Since I seem to be in the letter writing mood today...
Dear Youth Group Kids,
I know I mentioned this a few times to many of you over the course of the weekend. But I just want to say how proud I am of each of you. I have watched a lot of you grow up, strange as that may seem. And to see how strong you are, how passionate you are, and how spiritual you are, is quite a gift for me. You each have very unique talents and gifts, I encourage you to keep on sharing them with the world.
I know a lot of you are feeling pain in some way. I wish you didn't, I wish I could take it all away. But I can't. What you are experiencing now won't last forever. It will shape you, form you, mold you into the person you are supposed to be. Don't let the little things in life get to you. Enjoy life. And talk to God. He is always listening. You don't need to be in "prayer mode". Just saying thank you to Him, or "give me strength" in a moment of weakness, those are simple ways to grow and strengthen your relationship with God.
I hope you remember the things you learned over the weekend. Most importantly, I hope you remember to treat each other with kindness and respect, always. We never know what a person is feeling, just by reaching out and showing compassion will make a difference. Remember to be someones prayer.

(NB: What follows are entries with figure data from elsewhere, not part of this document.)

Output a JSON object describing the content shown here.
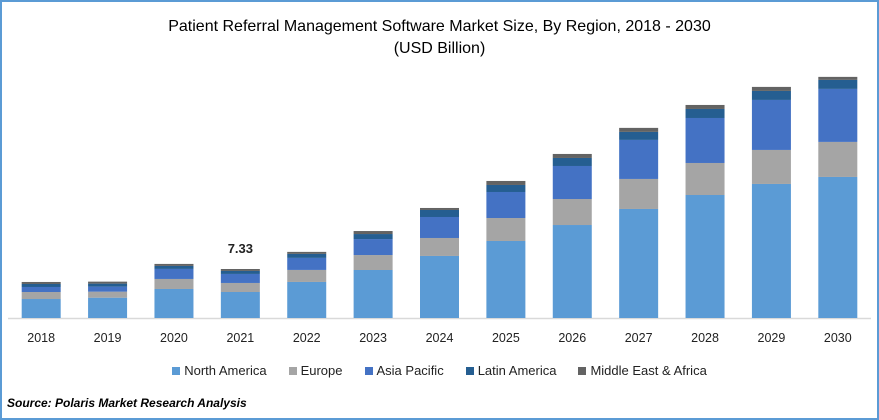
{
  "chart_data": {
    "type": "bar",
    "stacked": true,
    "title": "Patient Referral Management Software Market Size, By Region, 2018 - 2030",
    "subtitle": "(USD Billion)",
    "xlabel": "",
    "ylabel": "",
    "categories": [
      "2018",
      "2019",
      "2020",
      "2021",
      "2022",
      "2023",
      "2024",
      "2025",
      "2026",
      "2027",
      "2028",
      "2029",
      "2030"
    ],
    "series": [
      {
        "name": "North America",
        "color": "#5b9bd5",
        "values": [
          2.84,
          3.04,
          4.34,
          3.89,
          5.39,
          7.18,
          9.28,
          11.52,
          13.91,
          16.31,
          18.4,
          20.05,
          21.1
        ]
      },
      {
        "name": "Europe",
        "color": "#a5a5a5",
        "values": [
          1.05,
          0.9,
          1.5,
          1.35,
          1.8,
          2.24,
          2.69,
          3.44,
          3.89,
          4.49,
          4.79,
          5.09,
          5.24
        ]
      },
      {
        "name": "Asia Pacific",
        "color": "#4472c4",
        "values": [
          0.75,
          0.75,
          1.5,
          1.35,
          1.8,
          2.39,
          3.14,
          3.89,
          4.94,
          5.84,
          6.73,
          7.48,
          7.93
        ]
      },
      {
        "name": "Latin America",
        "color": "#255e91",
        "values": [
          0.45,
          0.45,
          0.45,
          0.45,
          0.6,
          0.75,
          1.05,
          1.05,
          1.2,
          1.2,
          1.35,
          1.35,
          1.35
        ]
      },
      {
        "name": "Middle East & Africa",
        "color": "#636363",
        "values": [
          0.3,
          0.3,
          0.3,
          0.29,
          0.3,
          0.45,
          0.3,
          0.6,
          0.6,
          0.6,
          0.6,
          0.6,
          0.45
        ]
      }
    ],
    "annotations": [
      {
        "category": "2021",
        "text": "7.33"
      }
    ],
    "legend_position": "bottom",
    "grid": false
  },
  "source": "Source: Polaris  Market Research Analysis"
}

If any of you ever need to talk, or a place to get away, or want to go for a drive, I'm game. I promise you nothing you tell me will shock me. :)
I love you all. You are more.
Dear Fr. Michael,
Thank you. Thank you for all you do for this community. Thank you for being a source of guidance and inspiration for the teens in our parish. Thank you for shining so bright. Thank you for knowing what to say, for bringing words of comfort. Thank you for being strong but also showing us it's okay to be weak. Your words today were beautiful, and your interactions with the kids this weekend were graceful and comforting. You're the best. I am so glad to be working with you each Sunday night :)
I guess it's safe to say that the youth group retreat this weekend, combined with Susan's funeral today, were pretty emotionally draining. The funeral was by far the hardest hour and 20 minutes I have ever sat through in my life. When it was over I wanted to get out of there, run home, go to sleep and not go back to retreat. But I did, because I wanted to be there for the kids. And I'm so, so glad I did because even though I was feeling pain and grieving, talking with the youth group kids made me realize a lot about who I am and what I have to offer.
I feel so blessed to be a part of the St. Hugo community. I have met incredible families, children, teens, parents, teachers, etc. When a tragedy happens, I feel it hard, because I've been through a lot with these families.
I know what I'm about to write may sound strange to some people, you may not believe it, but I felt Susan today in that Church. When Fr. Mike was reading off the words her kids had used to describe her, I felt her there. I felt her smile and couldn't help but let one out myself. At that moment I said to her "We'll take care of those babies", and I swear she answered "I know you will". And we will. Because that's what we do. We care for people. And shouldn't life just happen that way? Looking out for one another, doing favors, reaching out to someone lonely. It should be a simple act.
I'm emotionally drained and rambling, but I had to get something out there tonight. I will be grieving and processing things for a long time to come. I really appreciate every one's support...but send it the kids way. There is a fund set up for them, you can read about it and donate here: http://rochester.patch.com/articles/family-of-susan-jarrell-creates-memorial-fund-for-3-children
We'll all miss you Susan. May you rest in peace.